You think Western media is weak? Take a look at China’s People’s Daily Online:

Michael Moore's provocative anti-Bush documentary "Fahrenheit 9/11" is likely to become the first imported documentary in China.

The film slamming US President George W. Bush was banned in the United States, but its release was authorized by the government after it won the Gold Palm Award at the Cannes Film Festival in May.

Curse that pesky 28th Amendment: "Treasonous materials shall only be permitted upon approval by a foreign assembly of conjurers, jugglers, and minstrels, long may they caper, fair and true."

UPDATE. Speaking of Amendments, the New York Times wants to deny a speedy trial to Saddam Hussein and his co-accused:

The actual trials should not begin until an elected government takes power, a step planned for next January. Starting them sooner might produce political dividends for the appointed Iraqi interim government or the Bush re-election campaign.
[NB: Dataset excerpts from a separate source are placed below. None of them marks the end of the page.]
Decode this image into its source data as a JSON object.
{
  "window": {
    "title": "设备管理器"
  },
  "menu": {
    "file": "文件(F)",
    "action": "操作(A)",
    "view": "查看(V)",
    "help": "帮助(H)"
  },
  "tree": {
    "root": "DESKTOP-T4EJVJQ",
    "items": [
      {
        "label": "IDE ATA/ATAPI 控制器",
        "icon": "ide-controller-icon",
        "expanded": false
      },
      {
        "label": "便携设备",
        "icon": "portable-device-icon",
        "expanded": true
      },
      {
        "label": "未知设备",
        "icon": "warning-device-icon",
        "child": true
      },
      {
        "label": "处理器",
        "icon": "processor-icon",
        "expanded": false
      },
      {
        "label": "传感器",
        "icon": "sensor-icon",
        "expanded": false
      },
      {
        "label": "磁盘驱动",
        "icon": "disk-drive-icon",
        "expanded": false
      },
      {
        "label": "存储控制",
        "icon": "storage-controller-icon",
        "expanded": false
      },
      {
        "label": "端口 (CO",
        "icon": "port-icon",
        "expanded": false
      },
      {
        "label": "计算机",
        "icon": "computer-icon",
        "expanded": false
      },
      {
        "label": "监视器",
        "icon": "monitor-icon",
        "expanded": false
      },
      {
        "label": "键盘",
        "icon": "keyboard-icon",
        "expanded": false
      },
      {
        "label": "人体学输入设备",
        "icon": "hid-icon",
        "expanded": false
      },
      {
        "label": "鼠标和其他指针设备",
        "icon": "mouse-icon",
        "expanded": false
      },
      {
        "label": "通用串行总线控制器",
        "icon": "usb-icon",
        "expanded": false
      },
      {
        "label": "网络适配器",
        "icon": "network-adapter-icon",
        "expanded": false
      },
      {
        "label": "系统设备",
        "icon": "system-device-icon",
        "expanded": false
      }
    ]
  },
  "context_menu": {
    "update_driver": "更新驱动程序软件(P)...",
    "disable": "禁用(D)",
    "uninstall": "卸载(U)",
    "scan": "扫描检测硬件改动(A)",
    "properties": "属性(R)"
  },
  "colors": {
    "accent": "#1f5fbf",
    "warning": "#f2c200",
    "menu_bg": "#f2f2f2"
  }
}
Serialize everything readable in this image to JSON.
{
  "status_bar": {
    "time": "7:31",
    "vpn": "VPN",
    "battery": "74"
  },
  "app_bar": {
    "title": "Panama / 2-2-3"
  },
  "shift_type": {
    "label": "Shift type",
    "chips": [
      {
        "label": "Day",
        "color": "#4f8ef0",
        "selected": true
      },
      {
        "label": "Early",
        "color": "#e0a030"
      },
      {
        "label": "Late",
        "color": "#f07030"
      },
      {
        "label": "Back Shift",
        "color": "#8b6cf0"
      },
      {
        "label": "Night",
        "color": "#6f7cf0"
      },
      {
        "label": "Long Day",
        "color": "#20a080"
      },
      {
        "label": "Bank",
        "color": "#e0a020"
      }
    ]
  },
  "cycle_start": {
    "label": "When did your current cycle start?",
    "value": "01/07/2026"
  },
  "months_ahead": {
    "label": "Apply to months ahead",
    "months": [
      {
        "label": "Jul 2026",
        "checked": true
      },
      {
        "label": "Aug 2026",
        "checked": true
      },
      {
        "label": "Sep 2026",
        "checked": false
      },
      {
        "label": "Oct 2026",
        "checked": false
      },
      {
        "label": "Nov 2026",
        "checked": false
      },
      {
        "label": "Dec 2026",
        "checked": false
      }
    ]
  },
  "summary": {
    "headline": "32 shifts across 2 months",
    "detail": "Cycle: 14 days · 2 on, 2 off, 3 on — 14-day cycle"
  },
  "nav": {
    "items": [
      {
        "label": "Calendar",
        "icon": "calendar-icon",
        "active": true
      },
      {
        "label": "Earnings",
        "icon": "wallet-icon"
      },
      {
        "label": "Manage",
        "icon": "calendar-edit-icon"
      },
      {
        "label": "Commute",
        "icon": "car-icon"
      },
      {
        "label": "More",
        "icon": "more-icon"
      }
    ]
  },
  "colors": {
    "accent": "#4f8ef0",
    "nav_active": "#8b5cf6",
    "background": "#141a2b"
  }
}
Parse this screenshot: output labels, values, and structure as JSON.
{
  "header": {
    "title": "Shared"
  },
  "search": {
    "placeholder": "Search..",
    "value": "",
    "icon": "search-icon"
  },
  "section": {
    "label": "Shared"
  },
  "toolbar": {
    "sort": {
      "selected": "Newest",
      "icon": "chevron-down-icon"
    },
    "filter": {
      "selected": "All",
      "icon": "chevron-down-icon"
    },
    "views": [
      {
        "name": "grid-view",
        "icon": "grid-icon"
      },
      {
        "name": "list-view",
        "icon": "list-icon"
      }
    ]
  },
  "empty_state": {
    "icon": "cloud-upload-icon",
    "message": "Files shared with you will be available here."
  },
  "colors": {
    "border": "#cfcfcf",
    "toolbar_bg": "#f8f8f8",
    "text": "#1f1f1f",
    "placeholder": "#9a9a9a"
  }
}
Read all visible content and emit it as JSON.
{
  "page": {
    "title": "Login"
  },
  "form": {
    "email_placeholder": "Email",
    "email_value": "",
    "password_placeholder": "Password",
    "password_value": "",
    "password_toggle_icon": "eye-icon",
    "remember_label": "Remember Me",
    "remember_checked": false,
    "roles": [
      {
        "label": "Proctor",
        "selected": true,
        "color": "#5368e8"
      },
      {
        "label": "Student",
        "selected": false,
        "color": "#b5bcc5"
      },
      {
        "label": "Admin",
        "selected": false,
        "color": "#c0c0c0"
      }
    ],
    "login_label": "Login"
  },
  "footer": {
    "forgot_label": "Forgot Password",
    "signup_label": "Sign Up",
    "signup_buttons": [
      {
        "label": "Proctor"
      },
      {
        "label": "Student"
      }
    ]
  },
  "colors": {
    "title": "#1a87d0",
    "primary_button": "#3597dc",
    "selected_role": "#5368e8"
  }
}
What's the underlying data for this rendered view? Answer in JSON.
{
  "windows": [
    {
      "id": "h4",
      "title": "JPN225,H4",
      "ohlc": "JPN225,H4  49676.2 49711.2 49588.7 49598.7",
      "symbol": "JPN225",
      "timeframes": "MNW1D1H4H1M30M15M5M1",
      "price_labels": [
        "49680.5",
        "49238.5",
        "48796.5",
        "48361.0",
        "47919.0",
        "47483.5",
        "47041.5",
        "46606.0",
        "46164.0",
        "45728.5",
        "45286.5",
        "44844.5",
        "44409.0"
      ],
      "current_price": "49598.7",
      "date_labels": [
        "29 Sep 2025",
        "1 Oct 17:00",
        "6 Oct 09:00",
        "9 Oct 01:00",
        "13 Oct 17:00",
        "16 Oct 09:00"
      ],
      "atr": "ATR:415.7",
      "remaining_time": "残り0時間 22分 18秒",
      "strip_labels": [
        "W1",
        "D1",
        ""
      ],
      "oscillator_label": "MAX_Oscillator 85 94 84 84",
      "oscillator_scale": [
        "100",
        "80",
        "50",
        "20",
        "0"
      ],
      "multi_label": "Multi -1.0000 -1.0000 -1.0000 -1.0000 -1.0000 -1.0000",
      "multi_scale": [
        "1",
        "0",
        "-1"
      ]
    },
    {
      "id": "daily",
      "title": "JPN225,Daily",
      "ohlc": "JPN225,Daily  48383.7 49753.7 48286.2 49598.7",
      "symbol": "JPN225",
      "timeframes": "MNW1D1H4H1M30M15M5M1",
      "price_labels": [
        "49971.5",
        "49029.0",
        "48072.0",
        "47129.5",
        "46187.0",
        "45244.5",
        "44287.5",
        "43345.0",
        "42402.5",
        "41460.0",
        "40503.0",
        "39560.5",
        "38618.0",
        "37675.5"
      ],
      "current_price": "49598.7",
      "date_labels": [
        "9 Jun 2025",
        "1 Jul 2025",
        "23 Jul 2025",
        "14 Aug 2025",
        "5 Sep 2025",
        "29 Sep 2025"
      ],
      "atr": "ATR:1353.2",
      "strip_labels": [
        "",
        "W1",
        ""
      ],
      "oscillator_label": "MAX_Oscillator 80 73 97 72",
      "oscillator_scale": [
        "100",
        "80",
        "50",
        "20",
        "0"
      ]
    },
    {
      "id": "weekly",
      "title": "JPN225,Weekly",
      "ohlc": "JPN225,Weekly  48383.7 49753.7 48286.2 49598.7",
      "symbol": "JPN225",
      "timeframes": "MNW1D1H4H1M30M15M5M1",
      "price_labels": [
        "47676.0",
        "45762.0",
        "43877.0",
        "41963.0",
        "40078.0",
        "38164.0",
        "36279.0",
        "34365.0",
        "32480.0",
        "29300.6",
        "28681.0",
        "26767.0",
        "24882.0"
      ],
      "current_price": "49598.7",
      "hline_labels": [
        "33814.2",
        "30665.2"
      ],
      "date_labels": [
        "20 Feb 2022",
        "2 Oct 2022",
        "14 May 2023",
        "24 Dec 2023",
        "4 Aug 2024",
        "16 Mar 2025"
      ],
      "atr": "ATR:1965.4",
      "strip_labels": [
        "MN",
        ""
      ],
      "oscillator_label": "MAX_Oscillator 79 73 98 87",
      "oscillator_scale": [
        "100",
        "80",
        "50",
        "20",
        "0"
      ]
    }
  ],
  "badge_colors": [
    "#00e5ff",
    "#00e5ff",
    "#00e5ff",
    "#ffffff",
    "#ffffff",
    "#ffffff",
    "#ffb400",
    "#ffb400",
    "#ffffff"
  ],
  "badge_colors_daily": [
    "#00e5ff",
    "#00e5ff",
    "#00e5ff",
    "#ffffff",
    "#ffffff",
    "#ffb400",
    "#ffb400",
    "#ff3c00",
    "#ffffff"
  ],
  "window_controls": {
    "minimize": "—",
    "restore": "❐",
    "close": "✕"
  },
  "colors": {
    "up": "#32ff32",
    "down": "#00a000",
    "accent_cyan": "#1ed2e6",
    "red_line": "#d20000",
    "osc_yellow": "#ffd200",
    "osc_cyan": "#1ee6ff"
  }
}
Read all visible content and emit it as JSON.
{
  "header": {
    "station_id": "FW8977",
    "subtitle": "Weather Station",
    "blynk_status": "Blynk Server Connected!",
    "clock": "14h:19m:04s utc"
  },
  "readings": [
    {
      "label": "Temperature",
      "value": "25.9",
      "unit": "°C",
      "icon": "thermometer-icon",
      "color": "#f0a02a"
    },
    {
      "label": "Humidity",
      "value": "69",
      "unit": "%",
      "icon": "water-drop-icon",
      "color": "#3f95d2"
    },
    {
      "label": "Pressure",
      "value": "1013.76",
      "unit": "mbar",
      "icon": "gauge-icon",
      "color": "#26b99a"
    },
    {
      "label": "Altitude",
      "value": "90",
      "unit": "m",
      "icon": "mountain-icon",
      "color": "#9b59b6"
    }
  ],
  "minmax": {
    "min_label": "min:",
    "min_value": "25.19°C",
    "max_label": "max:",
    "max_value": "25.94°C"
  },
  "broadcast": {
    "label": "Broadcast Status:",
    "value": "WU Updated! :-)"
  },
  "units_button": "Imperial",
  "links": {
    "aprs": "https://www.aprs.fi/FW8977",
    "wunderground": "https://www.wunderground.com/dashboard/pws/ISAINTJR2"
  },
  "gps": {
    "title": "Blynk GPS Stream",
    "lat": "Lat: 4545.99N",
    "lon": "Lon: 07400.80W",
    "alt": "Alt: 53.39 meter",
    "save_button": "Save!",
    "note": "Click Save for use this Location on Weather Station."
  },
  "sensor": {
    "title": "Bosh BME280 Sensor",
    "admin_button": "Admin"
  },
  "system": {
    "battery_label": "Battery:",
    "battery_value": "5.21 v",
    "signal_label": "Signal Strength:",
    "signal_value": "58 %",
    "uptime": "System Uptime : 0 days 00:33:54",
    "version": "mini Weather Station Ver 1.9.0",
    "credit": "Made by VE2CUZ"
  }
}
Stand by for tomorrow's NYT, which will argue for the return of Saddam to his spider hole ahead of a January re-capture: "Arresting him sooner might produce political dividends for the appointed Iraqi interim government or the Bush re-election campaign."

UPDATE II. People's Daily has cut the paragraph mentioning banning from the above-linked item. Guess it’s been banned.

Posted by Tim Blair at July 1, 2004 07:41 PM
Comments

We banned F9/11? I must have missed a memo. Or perhaps they're somehow referring to the Disney/Mirimax/Moore scuffle? Not releasing a movie you said you weren't going to release does not a ban make.

Posted by: Matt at July 1, 2004 at 09:13 PM

we did? i hoped we shipped it's maker off to lubyanka...

Posted by: Mr. Bingley at July 1, 2004 at 09:55 PM

So the NYT wants to meddle in affairs of sovereign nations, eh? How atypical.

Posted by: ushie at July 1, 2004 at 09:57 PM

Here some interesting comparisons of the SAME reviewer's comments on Farhentheit9/11 and The Passion of Christ:

A.O. Scott, New York Times:

"Fahrenheit": "Mr. Moore's populist instincts have never been sharper. . . . He is a credit to the republic."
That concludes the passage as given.